Die portugiesische Staatsanwaltschaft gab die Anklage am Montag bekannt, nachdem im Rahmen der Ermittlungen auch Durchsuchungen im Rathaus von Albufeira durchgeführt worden waren.

Der Fall bezieht sich auf eine Sitzung der Stadtverordnetenversammlung von Albufeira am 26. November 2025, etwas mehr als drei Wochen nachdem Cristina, ein Mitglied der Partei Chega, ihr Amt als Bürgermeisterin angetreten hatte.

Während einer Diskussion über Wohnraum und gemeindeeigene Grundstücke soll Cristina gesagt haben, dass der Gemeinderat aus eigener Entscheidung keine Mittel für Wohnraum für eine bestimmte Gruppe von Einwohnern einer ethnischen Minderheit ausgeben werde. Nach Angaben der Staatsanwaltschaft begründete er diese Haltung damit, dass Mitglieder dieser Gruppe keine Steuern zahlten.

Obwohl die Staatsanwaltschaft in ihrer Erklärung den Namen der Gemeinschaft nicht nennt, ging die Untersuchung auf eine Beschwerde der PSD-Stadträtin Helena Palhota Simões zurück, die angab, die Äußerungen der Bürgermeisterin bezögen sich auf die Roma-Gemeinschaft in Albufeira.

Die Staatsanwaltschaft wirft Cristina vor, dass seine Äußerungen die Mitglieder dieser Gemeinschaft beim Zugang zu Wohnraum gegenüber anderen Einwohnern benachteiligt hätten.

Sie werfen dem Bürgermeister zudem vor, mit der Absicht gehandelt zu haben, die Ehre und das Ansehen der Mitglieder der Gemeinschaft zu schädigen, indem er sie pauschal als Personen darstellte, die ihren steuerlichen Verpflichtungen nicht nachkommen, und indem er Gefühle der Abneigung und des Hasses ihnen gegenüber schürte.

Die Äußerungen blieben nicht auf den Ratssaal beschränkt. Die Sitzung wurde live auf dem YouTube-Kanal des Stadtrats von Albufeira übertragen, und das Filmmaterial wurde später über Cristinas Social-Media-Konten und Gruppen, die mit seiner politischen Tätigkeit in Verbindung stehen, geteilt.

Der Stadtrat hatte den Bürgermeister zuvor verteidigt.

Die Kontroverse hatte bereits eine Reaktion des Stadtrats von Albufeira ausgelöst. Im März bestritt die Stadtverwaltung, dass Cristina irgendeine Gruppe oder ethnische Zugehörigkeit positiv oder negativ diskriminiert habe, und bestätigte, dass sie bei den Ermittlungen kooperiere.

Die Staatsanwaltschaft untersuchte zudem Vorwürfe, die Cristina nach der Beschwerde von Helena Palhota Simões gegen diese erhoben hatte.

Dieser Teil des Verfahrens wurde nun eingestellt.
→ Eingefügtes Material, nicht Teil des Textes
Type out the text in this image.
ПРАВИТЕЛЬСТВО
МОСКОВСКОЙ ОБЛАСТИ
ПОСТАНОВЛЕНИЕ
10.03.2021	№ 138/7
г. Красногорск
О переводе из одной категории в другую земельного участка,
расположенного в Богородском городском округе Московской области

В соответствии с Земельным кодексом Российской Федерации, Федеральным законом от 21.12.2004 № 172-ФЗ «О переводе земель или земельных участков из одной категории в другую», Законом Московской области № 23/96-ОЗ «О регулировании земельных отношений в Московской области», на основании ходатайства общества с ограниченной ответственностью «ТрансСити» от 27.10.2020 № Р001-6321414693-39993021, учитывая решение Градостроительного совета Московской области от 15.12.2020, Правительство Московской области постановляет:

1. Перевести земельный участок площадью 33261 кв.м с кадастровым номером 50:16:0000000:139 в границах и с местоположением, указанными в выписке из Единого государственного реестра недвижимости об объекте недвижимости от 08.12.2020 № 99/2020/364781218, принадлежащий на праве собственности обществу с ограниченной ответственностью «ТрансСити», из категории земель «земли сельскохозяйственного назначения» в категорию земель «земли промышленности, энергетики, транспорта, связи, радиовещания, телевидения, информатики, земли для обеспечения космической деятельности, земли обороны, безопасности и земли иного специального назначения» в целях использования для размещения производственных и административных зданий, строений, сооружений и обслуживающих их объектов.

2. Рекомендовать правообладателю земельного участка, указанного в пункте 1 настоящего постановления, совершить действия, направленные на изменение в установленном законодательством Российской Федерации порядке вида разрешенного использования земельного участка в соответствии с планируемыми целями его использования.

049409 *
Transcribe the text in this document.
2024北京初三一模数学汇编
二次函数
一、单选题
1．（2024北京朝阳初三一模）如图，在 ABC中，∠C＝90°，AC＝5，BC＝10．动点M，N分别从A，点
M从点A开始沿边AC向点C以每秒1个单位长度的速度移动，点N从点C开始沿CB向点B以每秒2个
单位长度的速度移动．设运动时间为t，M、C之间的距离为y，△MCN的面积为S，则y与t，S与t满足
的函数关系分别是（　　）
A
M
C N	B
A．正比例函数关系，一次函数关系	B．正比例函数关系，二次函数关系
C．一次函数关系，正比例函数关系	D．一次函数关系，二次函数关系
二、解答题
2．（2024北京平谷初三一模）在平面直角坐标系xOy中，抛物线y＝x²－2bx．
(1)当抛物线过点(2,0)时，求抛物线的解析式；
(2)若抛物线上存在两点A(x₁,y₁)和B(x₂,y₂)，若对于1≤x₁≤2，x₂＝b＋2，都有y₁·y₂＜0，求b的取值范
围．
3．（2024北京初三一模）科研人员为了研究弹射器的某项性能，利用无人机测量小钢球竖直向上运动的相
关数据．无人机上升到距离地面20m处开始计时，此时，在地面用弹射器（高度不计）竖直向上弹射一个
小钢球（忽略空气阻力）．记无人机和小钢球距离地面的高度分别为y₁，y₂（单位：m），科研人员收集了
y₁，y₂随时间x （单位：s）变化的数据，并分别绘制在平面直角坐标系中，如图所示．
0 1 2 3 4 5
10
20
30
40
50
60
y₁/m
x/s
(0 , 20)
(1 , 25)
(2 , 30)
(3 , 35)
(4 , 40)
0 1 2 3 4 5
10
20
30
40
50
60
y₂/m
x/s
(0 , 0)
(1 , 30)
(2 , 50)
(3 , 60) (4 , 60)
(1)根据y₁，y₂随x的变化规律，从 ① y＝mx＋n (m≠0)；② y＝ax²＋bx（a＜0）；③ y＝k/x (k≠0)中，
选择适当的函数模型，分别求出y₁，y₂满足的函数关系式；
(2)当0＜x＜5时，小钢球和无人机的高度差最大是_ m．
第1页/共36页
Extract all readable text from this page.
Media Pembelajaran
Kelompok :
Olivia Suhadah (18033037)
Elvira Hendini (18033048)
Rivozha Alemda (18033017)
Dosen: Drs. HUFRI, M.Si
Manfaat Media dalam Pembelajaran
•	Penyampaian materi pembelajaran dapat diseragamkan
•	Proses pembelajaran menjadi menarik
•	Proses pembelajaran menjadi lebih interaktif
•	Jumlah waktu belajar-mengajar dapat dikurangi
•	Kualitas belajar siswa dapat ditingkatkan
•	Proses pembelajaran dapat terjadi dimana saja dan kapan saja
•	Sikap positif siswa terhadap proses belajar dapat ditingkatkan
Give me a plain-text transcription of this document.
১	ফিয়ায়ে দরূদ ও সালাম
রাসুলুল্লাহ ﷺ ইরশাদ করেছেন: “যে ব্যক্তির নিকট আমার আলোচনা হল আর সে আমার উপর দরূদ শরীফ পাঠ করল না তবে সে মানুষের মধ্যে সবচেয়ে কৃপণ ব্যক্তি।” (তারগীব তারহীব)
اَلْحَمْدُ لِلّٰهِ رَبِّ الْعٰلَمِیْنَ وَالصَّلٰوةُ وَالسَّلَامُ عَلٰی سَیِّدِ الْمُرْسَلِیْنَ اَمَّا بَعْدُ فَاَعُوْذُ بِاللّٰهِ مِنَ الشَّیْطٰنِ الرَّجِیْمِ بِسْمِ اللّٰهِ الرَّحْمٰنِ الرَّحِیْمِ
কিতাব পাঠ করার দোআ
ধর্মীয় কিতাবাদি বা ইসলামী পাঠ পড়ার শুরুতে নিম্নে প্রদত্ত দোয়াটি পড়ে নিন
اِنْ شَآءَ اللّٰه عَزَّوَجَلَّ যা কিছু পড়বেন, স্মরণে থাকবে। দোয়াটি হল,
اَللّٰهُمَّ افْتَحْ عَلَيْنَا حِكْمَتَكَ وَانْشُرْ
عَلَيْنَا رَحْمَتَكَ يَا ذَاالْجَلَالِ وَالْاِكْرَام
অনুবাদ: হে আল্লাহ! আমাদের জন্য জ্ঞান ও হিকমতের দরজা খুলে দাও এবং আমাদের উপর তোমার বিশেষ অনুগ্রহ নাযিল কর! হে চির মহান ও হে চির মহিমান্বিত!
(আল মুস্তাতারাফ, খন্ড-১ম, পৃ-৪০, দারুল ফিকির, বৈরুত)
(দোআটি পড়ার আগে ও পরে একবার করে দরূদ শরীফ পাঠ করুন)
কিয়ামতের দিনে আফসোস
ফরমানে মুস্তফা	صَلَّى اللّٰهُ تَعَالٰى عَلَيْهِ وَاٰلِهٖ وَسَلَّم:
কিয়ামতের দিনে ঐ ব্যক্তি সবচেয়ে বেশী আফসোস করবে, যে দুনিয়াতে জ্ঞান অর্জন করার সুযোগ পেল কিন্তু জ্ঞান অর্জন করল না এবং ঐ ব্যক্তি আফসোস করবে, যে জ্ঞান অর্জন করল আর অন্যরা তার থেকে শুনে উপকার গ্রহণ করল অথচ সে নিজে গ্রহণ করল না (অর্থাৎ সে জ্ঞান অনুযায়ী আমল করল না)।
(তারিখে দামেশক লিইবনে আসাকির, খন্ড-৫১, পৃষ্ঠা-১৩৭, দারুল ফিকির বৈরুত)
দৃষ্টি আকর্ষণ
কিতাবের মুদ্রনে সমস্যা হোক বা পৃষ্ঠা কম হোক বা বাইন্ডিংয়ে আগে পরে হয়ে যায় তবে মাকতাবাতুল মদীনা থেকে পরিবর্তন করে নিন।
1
Die Staatsanwaltschaft erklärte, die Ermittler hätten ausreichende Beweise dafür gefunden, dass ihre Beschwerde auf wahrheitsgemäßen Tatsachen beruhte und zu dem legitimen Zweck eingereicht worden war, eine Untersuchung zu beantragen.

Wie geht es nun weiter?

Cristina kann eine „instrução“ beantragen, eine optionale Phase des portugiesischen Strafverfahrens, in der ein Richter prüft, ob ausreichende Beweise vorliegen, um ein Hauptverfahren einzuleiten.

Wenn er diese Phase nicht beantragt, kann der Fall vor ein Richtergremium zur Hauptverhandlung gelangen.

Die Staatsanwaltschaft beantragt zudem, dass im Falle einer Verurteilung das umstrittene Material von Online-Plattformen entfernt wird.

Der Fall ereignet sich weniger als ein Jahr nach Cristinas Wahl zur Bürgermeisterin. Sie gewann im Oktober 2025 für „Chega“ in Albufeira mit 40,51 % der Stimmen und beendete damit die jahrzehntelange Herrschaft von PSD/CDS-PP über eine der größten Gemeinden der Algarve.

Sein Sieg war auch für die Chega in der Region von großer Bedeutung, nachdem die Partei bei den Parlamentswahlen 2024 und 2025 an der Algarve starke Ergebnisse erzielt hatte.